Guillermo Huber Vázquez (+)
“LOS GRANEROS”
Los estímulos buscados para atraer a la clientela, ahora todos los negocios los canalizan a través de los medios publicitarios de moda, como la televisión, la radio o los periódicos. Así es que, San Andrés, como toda ciudad de regular importancia, también se mueve para su propaganda comercial por conducto de esos medios, excepto la televisión que todavía no está a nuestro alcance. O de perdida se lanza con Cipriano Mérida, que con todo y su eterno Volkswagen, recorre las calles gritando su cometido. Pero en el San Andrés de aquellos tiempos, en que no existían periódicos ni radiodifusoras locales ni gente como Cipriano, la publicidad tenía que manejarse, digamos, en forma netamente casera. Sucediendo a veces que, a lo más que se llegaba en estos menesteres, era el rutinario trabajo de repartir volantes para anunciar ofertas y novedades, y párele de contar. Porque la costumbre, si se puede llamar así por estimarse como obligatoria, que más prevalecía, para lograr mayores ventas y hacerse de más clientela, eran los regalos, el socorrido hecho de dar algo a cambio. Y por este sendero se manejaba todo. Porque en cualquier medio de promoción comercial se aplicaba igual fórmula, así se tratara de carnicerías, pescaderías, panaderías, o cualquier otro negocio similar. Sin embargo, en este renglón, las tiendas de abarrotes aplicaban un modismo que se llevaba la palma. Todo por ese singular y original sistema implantado de los graneros, esos diminutos artefactos que, además de aparentar formas de veras de juguetería, llamaban poderosamente la atención a primera vista, por la ornamentación que prestaban a los negocios, enmarcando los cajones de exhibición.

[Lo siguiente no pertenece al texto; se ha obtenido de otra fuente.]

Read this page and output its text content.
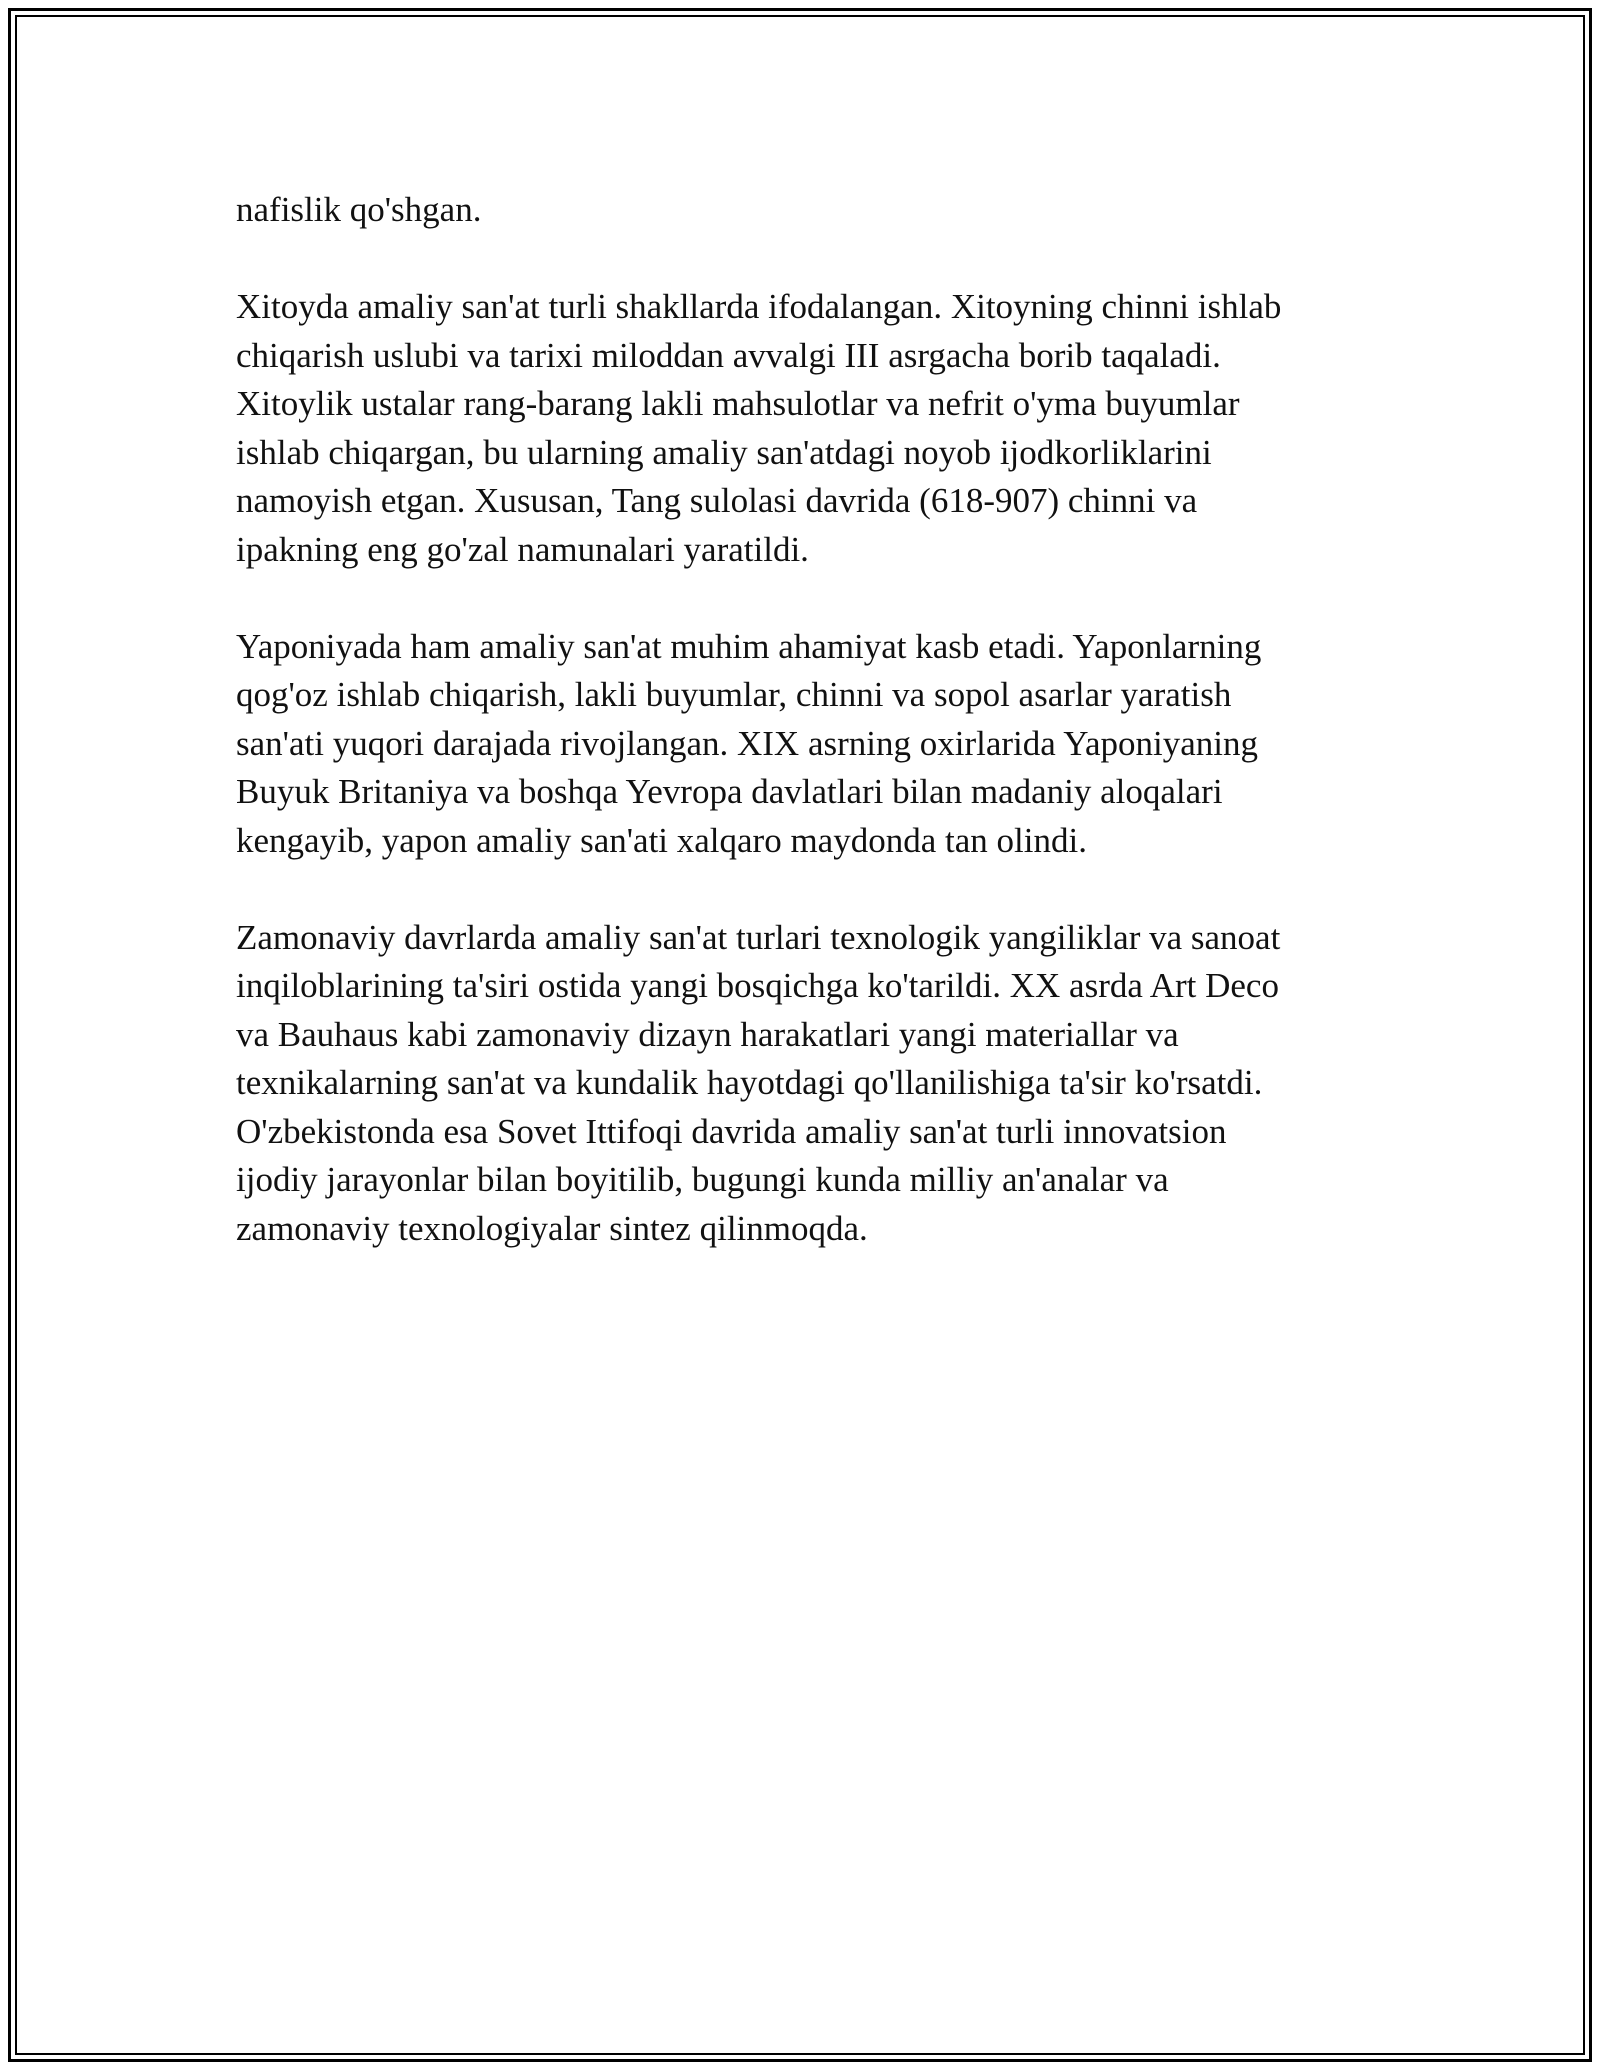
nafislik qo'shgan.

Xitoyda amaliy san'at turli shakllarda ifodalangan. Xitoyning chinni ishlab
chiqarish uslubi va tarixi miloddan avvalgi III asrgacha borib taqaladi.
Xitoylik ustalar rang-barang lakli mahsulotlar va nefrit o'yma buyumlar
ishlab chiqargan, bu ularning amaliy san'atdagi noyob ijodkorliklarini
namoyish etgan. Xususan, Tang sulolasi davrida (618-907) chinni va
ipakning eng go'zal namunalari yaratildi.

Yaponiyada ham amaliy san'at muhim ahamiyat kasb etadi. Yaponlarning
qog'oz ishlab chiqarish, lakli buyumlar, chinni va sopol asarlar yaratish
san'ati yuqori darajada rivojlangan. XIX asrning oxirlarida Yaponiyaning
Buyuk Britaniya va boshqa Yevropa davlatlari bilan madaniy aloqalari
kengayib, yapon amaliy san'ati xalqaro maydonda tan olindi.

Zamonaviy davrlarda amaliy san'at turlari texnologik yangiliklar va sanoat
inqiloblarining ta'siri ostida yangi bosqichga ko'tarildi. XX asrda Art Deco
va Bauhaus kabi zamonaviy dizayn harakatlari yangi materiallar va
texnikalarning san'at va kundalik hayotdagi qo'llanilishiga ta'sir ko'rsatdi.
O'zbekistonda esa Sovet Ittifoqi davrida amaliy san'at turli innovatsion
ijodiy jarayonlar bilan boyitilib, bugungi kunda milliy an'analar va
zamonaviy texnologiyalar sintez qilinmoqda.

Tratándose de abarrotes, allí estaban los graneros; casi todos construidos en lámina delgada, aprovechando los desechos que empleaban los anunciantes para los carteles a la intemperie. Por lo regular, tenían la forma de pequeños cucuruchos o de airosos botecitos, llevando pegado al frente números recortados de los almanaques, que identificaban a sus ocupantes. Típicos depósitos que, prendidos de todas las aristas de los estantes de las tiendas de abarrotes, hacían las veces de alcancías donde se guardaban los granos de frijol o maíz, que el cliente se hacía acreedor. Porque por cada cinco centavos, medio grano. El dependiente, al cobrar el importe de lo despachado, depositaba, en el granero, el número de granos que correspondía. Y se iban acumulando, hasta que llegaba el día sábado, señalado para el retiro y conteo de los granos, teniendo, el cliente, derecho a un centavo en especie por cada cinco granos almacenados, muchas amas de casa llegaban a obtener, por este medio, hasta veinte o treinta centavos, según su compra de la semana.

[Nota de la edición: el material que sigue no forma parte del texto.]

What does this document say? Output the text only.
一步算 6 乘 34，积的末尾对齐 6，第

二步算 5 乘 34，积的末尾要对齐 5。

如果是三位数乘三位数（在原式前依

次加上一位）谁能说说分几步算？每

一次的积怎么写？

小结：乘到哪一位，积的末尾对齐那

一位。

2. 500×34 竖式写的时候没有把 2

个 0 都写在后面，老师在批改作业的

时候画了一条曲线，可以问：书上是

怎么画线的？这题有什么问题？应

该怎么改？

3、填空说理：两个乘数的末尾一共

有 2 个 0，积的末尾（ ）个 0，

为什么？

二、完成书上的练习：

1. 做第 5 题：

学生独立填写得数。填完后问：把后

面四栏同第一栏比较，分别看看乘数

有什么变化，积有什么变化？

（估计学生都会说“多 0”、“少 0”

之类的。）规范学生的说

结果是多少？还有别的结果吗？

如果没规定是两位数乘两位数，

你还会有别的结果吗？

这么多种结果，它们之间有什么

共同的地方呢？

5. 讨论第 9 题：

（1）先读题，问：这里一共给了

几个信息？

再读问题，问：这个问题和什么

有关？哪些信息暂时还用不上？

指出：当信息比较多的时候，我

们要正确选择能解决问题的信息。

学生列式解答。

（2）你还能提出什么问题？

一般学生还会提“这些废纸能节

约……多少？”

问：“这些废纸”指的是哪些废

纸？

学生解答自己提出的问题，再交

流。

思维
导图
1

Por supuesto que había que ponerse abusado a la hora de que el dependiente se dispusiera a depositar los granos logrados, porque muchas veces hacían trampa, escamoteando algunos. Pero este malabarismo también formaba parte del negocio y se entendía. De todos modos, cual más, cual menos, defendía su participación a que tenía derecho al efectuar sus compras, ya que esta bonita ganancia ayudaba bastante al gasto familiar.
Como se comprenderá, para la gente menuda de entonces, este singular medio les proporcionaba gratuitamente dulces y otras golosinas, pero también hacía que las madres no encontraran resistencia de sus hijos para desempeñar el mandado. La promesa de tener algo delicioso el día sábado, los disponía a sacrificarse las veces que fuera necesario. Recuerdo que de los graneros, casi todos los chamacos sacábamos para el papel de china de los barriletes, así como para las canicas y el cordel indispensable para bailar los trompos.

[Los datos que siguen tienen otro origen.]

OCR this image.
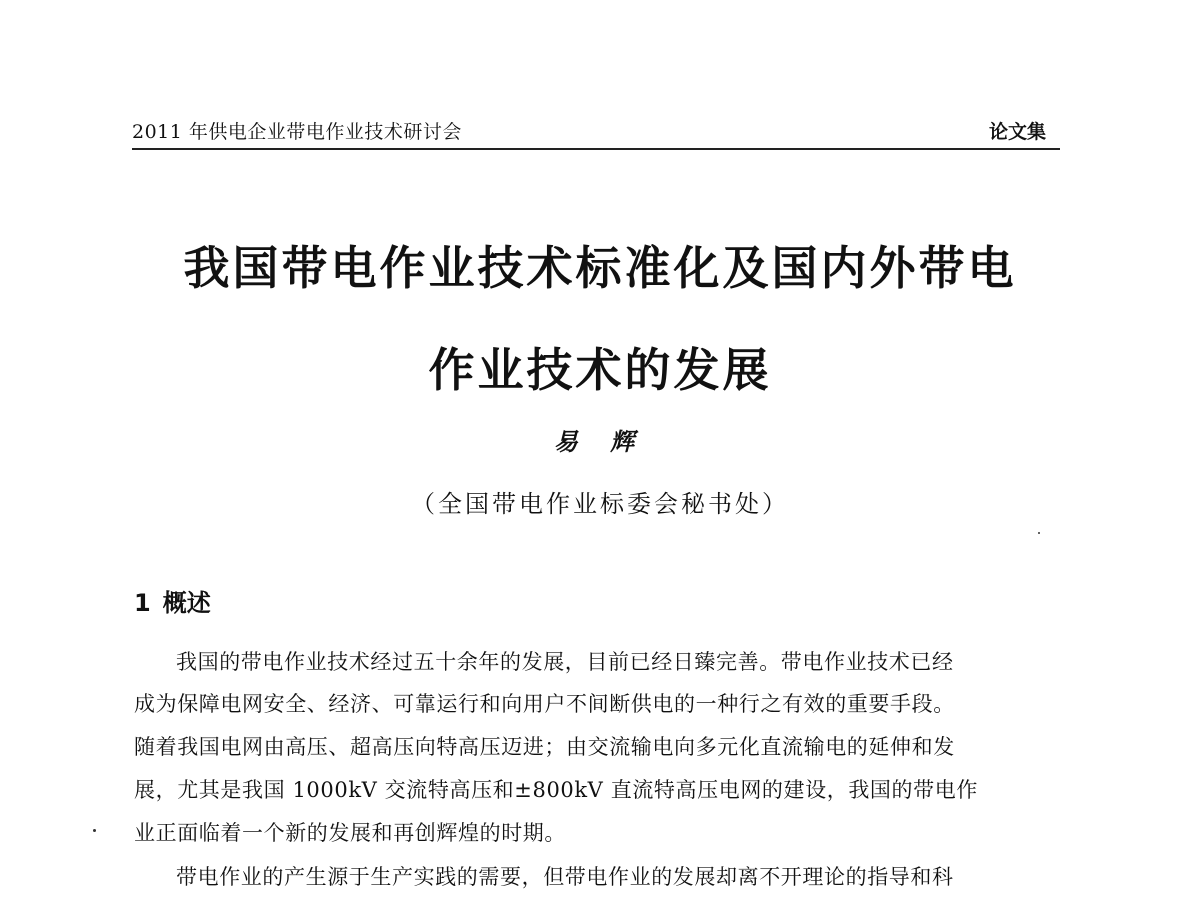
2011 年供电企业带电作业技术研讨会	论文集
我国带电作业技术标准化及国内外带电
作业技术的发展
易 辉
（全国带电作业标委会秘书处）
1 概述
我国的带电作业技术经过五十余年的发展，目前已经日臻完善。带电作业技术已经
成为保障电网安全、经济、可靠运行和向用户不间断供电的一种行之有效的重要手段。
随着我国电网由高压、超高压向特高压迈进；由交流输电向多元化直流输电的延伸和发
展，尤其是我国 1000kV 交流特高压和±800kV 直流特高压电网的建设，我国的带电作
业正面临着一个新的发展和再创辉煌的时期。
带电作业的产生源于生产实践的需要，但带电作业的发展却离不开理论的指导和科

En fin, que esta pequeña utilidad era bien aprovechada por todos, y se había constituido ya en un renglón indispensable dentro del negocio de abarrotes. Porque, sin excepción, todas las tiendas, ya fueran del barrio o del mercado municipal, tenían graneros. Y si por alguna razón, alguno no empleaba este medio en beneficio del consumidor, este negocio daba la “ñapa” una pequeña porción de algo comestible que se vendiera al menudeo, como sal, azúcar, caramelos o algo por el estilo. El caso era dejar al cliente contento y con deseos de retornar.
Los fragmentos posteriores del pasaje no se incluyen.